Sunday, August 10, 2008
Many people have noticed the tendency for parents to lighten up quite a bit after their first child. With our first born we tend to be tentative and err toward over-caution. I often hear the explanation for the change in behavior that the parents realized that their first child turned out okay despite the bumps and scrapes both figurative and literal. They've discovered that babies and children are pretty hearty, and treading on eggshells isn't required.
The thought occurred to me today that I think it goes a bit further than this. It has to do with this notion that I heard that first-time parents tend to be big believers in nurture. Parents with later-born children tend to be believers in nature. That is, they realize that very important traits central to who their children are that are not at all determined by how they were parented. When the second child arrives, they notice that she is often completely different in traits ranging from how easily startled the child is to how she responds to new stimuli.
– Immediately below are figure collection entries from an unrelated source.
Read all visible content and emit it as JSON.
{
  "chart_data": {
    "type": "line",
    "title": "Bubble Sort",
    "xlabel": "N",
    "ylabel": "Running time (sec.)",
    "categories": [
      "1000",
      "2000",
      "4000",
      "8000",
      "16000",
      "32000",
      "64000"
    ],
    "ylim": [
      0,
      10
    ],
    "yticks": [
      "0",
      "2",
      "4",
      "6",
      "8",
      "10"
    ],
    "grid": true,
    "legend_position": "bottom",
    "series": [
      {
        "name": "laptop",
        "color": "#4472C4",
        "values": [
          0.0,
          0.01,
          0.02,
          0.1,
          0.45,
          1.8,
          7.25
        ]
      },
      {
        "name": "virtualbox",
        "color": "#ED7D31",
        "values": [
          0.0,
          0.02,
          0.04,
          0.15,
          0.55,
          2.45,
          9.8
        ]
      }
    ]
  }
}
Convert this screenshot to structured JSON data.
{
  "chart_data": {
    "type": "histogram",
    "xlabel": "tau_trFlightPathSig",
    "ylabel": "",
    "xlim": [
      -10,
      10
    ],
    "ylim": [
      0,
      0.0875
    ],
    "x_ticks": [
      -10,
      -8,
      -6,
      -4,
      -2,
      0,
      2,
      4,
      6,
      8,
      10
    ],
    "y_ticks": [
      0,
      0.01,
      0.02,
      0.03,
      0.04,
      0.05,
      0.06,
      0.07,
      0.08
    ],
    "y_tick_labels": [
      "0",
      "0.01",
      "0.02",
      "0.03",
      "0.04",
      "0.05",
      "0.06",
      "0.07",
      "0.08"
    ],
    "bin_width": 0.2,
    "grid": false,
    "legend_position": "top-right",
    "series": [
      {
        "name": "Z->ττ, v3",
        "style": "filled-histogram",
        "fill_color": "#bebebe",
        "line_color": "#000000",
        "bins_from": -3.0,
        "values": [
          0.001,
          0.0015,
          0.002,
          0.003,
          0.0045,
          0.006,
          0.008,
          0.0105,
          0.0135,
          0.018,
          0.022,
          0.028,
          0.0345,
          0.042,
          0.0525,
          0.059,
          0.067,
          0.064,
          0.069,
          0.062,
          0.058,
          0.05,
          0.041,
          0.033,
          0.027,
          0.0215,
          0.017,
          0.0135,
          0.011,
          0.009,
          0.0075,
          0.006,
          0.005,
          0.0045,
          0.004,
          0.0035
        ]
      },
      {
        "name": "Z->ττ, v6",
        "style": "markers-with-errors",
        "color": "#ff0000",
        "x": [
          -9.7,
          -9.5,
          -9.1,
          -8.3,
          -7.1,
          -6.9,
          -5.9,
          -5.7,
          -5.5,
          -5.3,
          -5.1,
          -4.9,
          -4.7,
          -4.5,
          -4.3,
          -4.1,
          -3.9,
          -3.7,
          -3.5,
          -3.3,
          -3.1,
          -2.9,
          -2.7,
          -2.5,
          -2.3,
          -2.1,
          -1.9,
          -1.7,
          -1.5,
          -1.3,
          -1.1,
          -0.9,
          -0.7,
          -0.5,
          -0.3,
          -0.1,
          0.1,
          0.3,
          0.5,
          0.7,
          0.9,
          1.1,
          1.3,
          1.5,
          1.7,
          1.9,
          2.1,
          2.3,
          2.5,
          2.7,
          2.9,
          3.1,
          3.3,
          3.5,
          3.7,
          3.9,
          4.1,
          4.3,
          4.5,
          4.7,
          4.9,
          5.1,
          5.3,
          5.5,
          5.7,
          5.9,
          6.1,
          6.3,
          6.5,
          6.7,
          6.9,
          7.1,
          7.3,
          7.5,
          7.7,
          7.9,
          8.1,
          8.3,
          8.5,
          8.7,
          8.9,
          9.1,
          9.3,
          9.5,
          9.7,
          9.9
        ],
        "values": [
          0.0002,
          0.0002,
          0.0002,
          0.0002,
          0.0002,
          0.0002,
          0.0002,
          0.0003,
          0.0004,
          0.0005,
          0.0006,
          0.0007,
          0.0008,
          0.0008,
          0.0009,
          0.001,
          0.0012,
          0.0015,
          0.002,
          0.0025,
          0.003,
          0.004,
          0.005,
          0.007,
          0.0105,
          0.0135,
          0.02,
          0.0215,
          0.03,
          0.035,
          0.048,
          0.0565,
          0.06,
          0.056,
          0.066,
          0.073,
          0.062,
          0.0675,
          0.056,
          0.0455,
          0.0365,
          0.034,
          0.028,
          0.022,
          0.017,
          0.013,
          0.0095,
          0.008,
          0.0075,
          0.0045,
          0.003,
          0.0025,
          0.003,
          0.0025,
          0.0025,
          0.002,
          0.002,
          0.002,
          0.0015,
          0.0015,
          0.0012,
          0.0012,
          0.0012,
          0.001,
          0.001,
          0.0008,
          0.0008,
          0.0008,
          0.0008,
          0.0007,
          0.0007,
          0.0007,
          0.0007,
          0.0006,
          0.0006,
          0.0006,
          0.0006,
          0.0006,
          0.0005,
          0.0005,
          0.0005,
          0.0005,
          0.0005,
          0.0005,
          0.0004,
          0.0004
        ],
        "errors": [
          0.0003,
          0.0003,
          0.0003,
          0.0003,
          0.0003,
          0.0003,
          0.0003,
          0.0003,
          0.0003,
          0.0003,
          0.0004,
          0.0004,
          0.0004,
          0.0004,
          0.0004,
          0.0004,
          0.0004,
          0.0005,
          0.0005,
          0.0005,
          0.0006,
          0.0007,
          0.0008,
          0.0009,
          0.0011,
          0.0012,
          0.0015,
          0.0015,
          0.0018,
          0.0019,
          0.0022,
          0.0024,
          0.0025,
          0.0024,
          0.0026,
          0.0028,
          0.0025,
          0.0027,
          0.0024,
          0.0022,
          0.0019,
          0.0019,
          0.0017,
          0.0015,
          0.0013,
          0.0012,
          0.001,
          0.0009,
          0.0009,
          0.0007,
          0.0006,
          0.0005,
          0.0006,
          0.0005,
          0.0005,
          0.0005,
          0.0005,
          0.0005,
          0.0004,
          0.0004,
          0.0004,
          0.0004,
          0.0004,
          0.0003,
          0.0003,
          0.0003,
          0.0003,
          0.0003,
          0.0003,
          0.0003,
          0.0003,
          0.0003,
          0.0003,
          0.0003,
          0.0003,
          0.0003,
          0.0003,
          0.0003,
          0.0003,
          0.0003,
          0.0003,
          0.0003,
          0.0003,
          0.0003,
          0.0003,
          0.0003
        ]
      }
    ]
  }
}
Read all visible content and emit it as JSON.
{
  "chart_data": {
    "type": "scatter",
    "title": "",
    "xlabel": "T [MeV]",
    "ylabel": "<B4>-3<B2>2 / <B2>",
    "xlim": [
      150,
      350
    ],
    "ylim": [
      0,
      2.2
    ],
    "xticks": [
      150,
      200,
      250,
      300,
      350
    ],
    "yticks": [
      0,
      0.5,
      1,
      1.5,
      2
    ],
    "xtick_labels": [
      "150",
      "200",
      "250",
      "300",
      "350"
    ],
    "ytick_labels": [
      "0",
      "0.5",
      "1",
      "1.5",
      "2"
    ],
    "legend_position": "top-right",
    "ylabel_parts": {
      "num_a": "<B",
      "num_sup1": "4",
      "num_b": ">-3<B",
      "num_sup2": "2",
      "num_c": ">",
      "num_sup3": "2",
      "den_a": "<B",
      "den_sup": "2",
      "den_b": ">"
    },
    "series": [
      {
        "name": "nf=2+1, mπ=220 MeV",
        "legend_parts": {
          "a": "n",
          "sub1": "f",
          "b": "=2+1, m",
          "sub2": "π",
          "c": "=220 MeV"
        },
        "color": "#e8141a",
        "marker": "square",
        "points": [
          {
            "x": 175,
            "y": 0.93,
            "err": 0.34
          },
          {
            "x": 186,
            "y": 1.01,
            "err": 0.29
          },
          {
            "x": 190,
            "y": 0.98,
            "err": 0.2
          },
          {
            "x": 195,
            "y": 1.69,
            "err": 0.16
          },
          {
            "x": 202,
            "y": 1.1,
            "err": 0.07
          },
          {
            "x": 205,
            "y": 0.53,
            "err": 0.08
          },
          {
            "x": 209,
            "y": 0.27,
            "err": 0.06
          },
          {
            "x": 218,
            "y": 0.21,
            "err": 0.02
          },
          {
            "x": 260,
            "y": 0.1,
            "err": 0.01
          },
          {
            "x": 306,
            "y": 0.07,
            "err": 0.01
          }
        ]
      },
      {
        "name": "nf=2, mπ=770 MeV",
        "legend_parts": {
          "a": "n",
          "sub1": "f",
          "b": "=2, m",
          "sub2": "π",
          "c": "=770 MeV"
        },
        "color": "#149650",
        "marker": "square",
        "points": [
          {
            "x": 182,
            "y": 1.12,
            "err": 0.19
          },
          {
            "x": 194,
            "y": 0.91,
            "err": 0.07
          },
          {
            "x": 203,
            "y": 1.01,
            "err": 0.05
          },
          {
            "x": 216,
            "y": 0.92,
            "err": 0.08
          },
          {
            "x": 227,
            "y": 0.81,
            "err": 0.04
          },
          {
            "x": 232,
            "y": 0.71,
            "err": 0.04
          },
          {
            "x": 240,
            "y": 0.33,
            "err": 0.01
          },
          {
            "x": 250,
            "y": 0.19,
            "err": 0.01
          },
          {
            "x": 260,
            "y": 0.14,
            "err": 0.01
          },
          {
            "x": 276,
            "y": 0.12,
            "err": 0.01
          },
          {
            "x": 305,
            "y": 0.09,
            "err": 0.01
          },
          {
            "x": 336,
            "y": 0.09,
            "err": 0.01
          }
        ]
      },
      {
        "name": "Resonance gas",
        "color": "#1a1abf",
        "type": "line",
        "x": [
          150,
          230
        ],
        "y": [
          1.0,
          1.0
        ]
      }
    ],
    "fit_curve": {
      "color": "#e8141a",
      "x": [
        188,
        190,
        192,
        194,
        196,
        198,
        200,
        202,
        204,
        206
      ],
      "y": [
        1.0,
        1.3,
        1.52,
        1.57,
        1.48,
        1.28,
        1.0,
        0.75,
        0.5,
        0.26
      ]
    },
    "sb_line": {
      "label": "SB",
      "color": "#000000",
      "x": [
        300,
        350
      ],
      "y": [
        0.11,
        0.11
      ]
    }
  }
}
So this realization can occur within hours of the birth of the second child. The parent realizes, "There was no time for parenting to bring about these traits in our newborn. There has to be something about the child herself that makes her different."
Of course the question of whether nature or nurture rules the roost of who our children become is a false one. The science is absolutely clear that both are at play. I do think though that our culture errs way too far these days on the side of believing that it is always the environment that is responsible for how the child turns out.
In an upcoming post, I will describe the nine dimensions of temperament, the traits that research has shown that we are born with, and that are not determined by our family of origin.
In the meantime, what traits does your children have that you suspect they were born with?